What: Web3 funding collapsed 74 percent from $26.6 billion in 2022 to less than $7 billion in 2023, continuing to decline through 2025. Ninety percent of Web3 projects failed despite $112 billion in investment. NFT trading crashed 93 percent while active traders dropped 96 percent. Seventeen Web3 games shut down in 2025 alone. Metaverse platforms like Decentraland maintained only 379 daily active users despite billion-dollar valuations, while Roblox reported 52 million daily active users. Developers abandoned Web3, with 84 percent now using AI tools regularly compared to less than 10 percent working with blockchain. Meanwhile, artificial intelligence attracted $124.3 billion in 2024 investment, with agentic AI job postings increasing 985 percent year-over-year. The global AI market reached $198 billion in 2023 and $279.22 billion in 2024, projected to reach $1.81 trillion by 2030. However, U.S. data centers consumed 183 terawatt-hours of electricity in 2024, with Goldman Sachs forecasting 60 percent of increasing electricity demands will be met by burning fossil fuels.

When: The shift accelerated between 2023 and 2025. Web3 funding peaked in 2022 before collapsing throughout 2023. AI investment surged in 2024, with major platforms deploying autonomous advertising systems throughout late 2024 and into 2026. Key milestones included Sam Bankman-Fried's November 2022 conviction, the 2024 AI investment boom, and January 2026 deployment of agentic advertising infrastructure across major platforms. Decentraland's public launch in February 2020 and subsequent user engagement failures throughout 2021-2022 exposed metaverse limitations. Nike's RTFKT acquisition in December 2021 marked peak brand investment enthusiasm, while 21 of top 50 fashion brands launched NFTs by January 2024.

Where: The transformation affected global technology markets, with particular impact in the United States. European regulators monitored AI competition dynamics. Asia saw continued blockchain development in niche applications. The advertising industry experienced the shift across programmatic platforms, search advertising, social media, and retail media networks worldwide. Metaverse platforms operated globally but concentrated users in specific regions, with Roblox maintaining strongest presence while blockchain-based alternatives failed worldwide. Major advertising holding companies—WPP, Omnicom, Publicis, IPG, Dentsu, and Havas—explored Web3 through global subsidiaries but pivoted toward AI by 2024-2025. Environmental impacts concentrated in data center locations, with particular electricity cost increases in Virginia, Maryland, and Ohio.
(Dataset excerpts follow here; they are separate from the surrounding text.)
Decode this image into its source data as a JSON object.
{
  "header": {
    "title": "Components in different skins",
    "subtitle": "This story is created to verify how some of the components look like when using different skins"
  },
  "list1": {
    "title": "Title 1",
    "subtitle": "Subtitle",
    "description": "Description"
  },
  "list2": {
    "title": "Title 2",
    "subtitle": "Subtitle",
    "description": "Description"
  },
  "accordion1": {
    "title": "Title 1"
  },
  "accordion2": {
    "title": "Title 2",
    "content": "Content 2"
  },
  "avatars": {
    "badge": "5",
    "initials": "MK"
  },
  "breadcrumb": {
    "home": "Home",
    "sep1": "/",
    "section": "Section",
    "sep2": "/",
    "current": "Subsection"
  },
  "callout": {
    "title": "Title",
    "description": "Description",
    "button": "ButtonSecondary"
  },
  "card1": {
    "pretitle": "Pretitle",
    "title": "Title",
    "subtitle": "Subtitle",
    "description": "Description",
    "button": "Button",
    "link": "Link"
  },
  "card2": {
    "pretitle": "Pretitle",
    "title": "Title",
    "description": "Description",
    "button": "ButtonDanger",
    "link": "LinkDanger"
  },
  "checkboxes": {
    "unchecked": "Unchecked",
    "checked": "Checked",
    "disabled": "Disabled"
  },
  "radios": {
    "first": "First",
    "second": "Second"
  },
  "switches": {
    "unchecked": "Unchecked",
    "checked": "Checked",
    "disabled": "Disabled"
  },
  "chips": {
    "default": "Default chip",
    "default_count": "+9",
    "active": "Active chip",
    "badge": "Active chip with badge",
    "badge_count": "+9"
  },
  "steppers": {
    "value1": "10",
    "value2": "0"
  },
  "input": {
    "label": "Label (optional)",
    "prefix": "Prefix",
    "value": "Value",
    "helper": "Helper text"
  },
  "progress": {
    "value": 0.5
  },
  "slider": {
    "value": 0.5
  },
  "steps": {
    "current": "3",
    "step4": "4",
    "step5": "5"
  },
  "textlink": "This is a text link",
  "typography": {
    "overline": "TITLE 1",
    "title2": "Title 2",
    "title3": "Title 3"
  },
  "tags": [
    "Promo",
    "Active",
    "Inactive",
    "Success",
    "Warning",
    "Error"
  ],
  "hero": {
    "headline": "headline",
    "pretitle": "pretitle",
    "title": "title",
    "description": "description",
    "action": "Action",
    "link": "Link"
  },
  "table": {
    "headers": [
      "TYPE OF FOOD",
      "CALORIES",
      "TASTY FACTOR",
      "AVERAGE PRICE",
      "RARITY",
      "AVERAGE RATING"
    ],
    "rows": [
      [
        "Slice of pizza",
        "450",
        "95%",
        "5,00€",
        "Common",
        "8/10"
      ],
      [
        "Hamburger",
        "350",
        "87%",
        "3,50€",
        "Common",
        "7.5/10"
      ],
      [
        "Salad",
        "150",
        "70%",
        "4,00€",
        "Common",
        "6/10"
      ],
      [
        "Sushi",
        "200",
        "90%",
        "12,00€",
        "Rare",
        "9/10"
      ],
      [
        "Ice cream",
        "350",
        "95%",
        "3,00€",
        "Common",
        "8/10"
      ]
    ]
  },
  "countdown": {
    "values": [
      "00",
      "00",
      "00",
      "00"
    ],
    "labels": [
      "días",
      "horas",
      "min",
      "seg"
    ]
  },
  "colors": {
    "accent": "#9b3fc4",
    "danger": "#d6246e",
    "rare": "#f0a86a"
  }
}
Why: Web3 failed because it offered complex, expensive, slow alternatives to existing solutions that already worked well. User experience problems plagued adoption, with 68 percent abandoning wallet setup. Regulation and taxation eliminated perceived benefits. Security breaches cost $3.1 billion in the first half of 2025. Project failure rates hit 90 percent, exposing fundamental business model problems. Metaverse platforms demonstrated critical weaknesses, with Decentraland's 379 daily users and The Sandbox's 616 users contrasting sharply with Roblox's 52 million daily active users. AI succeeded because it delivers immediate, measurable value through improved efficiency, better decision-making, and enhanced capabilities. Marketing professionals adopted AI tools because they make work easier and produce superior results. Advertising platforms deployed agentic AI systems that actually work, while Web3's promises remained unfulfilled. However, AI's environmental costs present new challenges, with data centers consuming enormous energy and increasing carbon emissions, creating sustainability concerns alongside technological benefits.